ZİNA NEDENİYLE KATILMA ALACAĞI

TMK. Md.236- Her eş veya mirasçıları, diğer eşe ait artık değerin yarısı üzerinde hak sahibi olurlar. Alacaklar takas edilir.

Zina veya hayata kast nedeniyle boşanma hâlinde hâkim, kusurlu eşin artık değerdeki pay oranının hakkaniyete uygun olarak azaltılmasına veya kaldırılmasına karar verebilir.

Yargıtay 8. Hukuk Dairesi 2015/5939 E. 2017/367 K.

“…talep edebileceği katılma alacağı miktarı 41.870,00 TL (64.240,00 TL + 19.500,00 TL = 83.740,00 TL / 2 = 41.870,00 TL) olduğu, ancak taraflar arasındaki boşanmanın davacının zinası nedeniyle gerçekleştiği anlaşıldığından TMK 236/2 maddesi gereğince hakkaniyet ilkesi dikkate alınarak katılma alacağının 17.500,00 TL olarak belirlenmesine ve bu miktarın davalıdan tahsiline, fazla istemin reddine karar verilmiştir. Hüküm, süresi içerisinde reddedilen kısım yönünden davacı vekili, kabul yönünden davalı vekili tarafından temyiz edilmiştir.”

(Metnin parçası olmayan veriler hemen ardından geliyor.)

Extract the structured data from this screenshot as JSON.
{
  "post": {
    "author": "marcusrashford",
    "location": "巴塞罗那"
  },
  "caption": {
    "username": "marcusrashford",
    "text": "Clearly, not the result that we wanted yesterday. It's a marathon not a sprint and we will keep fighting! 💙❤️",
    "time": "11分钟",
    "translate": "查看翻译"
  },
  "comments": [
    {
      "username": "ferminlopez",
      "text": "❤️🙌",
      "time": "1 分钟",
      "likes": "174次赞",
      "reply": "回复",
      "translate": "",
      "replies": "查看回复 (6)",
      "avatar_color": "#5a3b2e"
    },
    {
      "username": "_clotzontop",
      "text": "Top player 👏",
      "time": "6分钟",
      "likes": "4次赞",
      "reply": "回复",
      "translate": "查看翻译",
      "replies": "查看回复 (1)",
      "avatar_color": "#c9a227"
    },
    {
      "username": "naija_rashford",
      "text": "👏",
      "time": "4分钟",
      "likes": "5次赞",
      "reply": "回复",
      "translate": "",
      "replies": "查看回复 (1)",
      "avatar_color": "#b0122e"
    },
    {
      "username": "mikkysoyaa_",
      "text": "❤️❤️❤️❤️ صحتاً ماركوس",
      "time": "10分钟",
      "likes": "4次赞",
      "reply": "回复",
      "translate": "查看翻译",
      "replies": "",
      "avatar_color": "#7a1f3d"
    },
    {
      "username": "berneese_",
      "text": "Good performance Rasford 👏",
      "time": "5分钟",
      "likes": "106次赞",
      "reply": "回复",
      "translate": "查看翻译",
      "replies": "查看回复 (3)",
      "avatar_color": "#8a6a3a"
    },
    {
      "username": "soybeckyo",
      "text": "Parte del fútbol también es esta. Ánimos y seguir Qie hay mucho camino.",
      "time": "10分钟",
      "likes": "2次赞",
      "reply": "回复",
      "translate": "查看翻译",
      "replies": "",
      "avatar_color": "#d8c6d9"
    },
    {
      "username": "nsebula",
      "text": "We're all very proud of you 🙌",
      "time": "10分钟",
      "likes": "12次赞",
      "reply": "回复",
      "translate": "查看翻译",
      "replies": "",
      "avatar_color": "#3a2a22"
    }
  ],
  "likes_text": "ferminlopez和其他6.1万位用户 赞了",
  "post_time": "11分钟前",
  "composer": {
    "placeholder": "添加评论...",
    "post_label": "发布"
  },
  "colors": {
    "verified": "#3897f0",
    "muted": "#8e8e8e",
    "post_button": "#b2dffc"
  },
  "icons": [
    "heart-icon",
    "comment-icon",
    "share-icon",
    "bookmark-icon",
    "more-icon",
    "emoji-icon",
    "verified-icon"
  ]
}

“…Söz konusu taşınmaz eşler arasında mal ayrılığı rejiminin geçerli olduğu dönemde satın alınarak davalı adına tescil edilmiştir. Karar tarihi itibariyle yürürlükte bulunan 4721 sayılı TMK 179. maddesine göre mal rejiminin tasfiyesinde eşlerin bağlı olduğu rejime ilişkin hükümler uygulanır. Bu bağlamda tasfiyeye konu taşınmazın satın alındığı tarihte yürürlükte bulunan 743 sayılı TKM’de, 01.01.2002 tarihinde yürülüğe giren 4721 sayılı yasanın 236/2 maddesinin karşılığı bulunmadığından boşanma sebebinin zina olmasına dayanarak davacının katkı payı alacağında indirim yapılması doğru değildir.”

DEĞER ARTIŞ PAYI

TMK  Md. 227 – Eşlerden biri diğerine ait bir malın edinilmesine, iyileştirilmesine veya korunmasına hiç ya da uygun bir karşılık almaksızın katkıda bulunmuşsa, tasfiye sırasında bu malda ortaya çıkan değer artışı için katkısı oranında alacak hakkına sahip olur ve bu alacak o malın tasfiye sırasındaki değerine göre hesaplanır; bir değer kaybı söz konusu olduğunda katkının başlangıçtaki  değeri esas alınır. Böyle bir malın daha önce elden çıkarılmış olması hâlinde hâkim, diğer eşe ödenecek alacağı hakkaniyete uygun olarak belirler. Eşler, yazılı bir anlaşmayla değer artışından pay almaktan vazgeçebilecekleri gibi, pay oranını da değiştirebilirler.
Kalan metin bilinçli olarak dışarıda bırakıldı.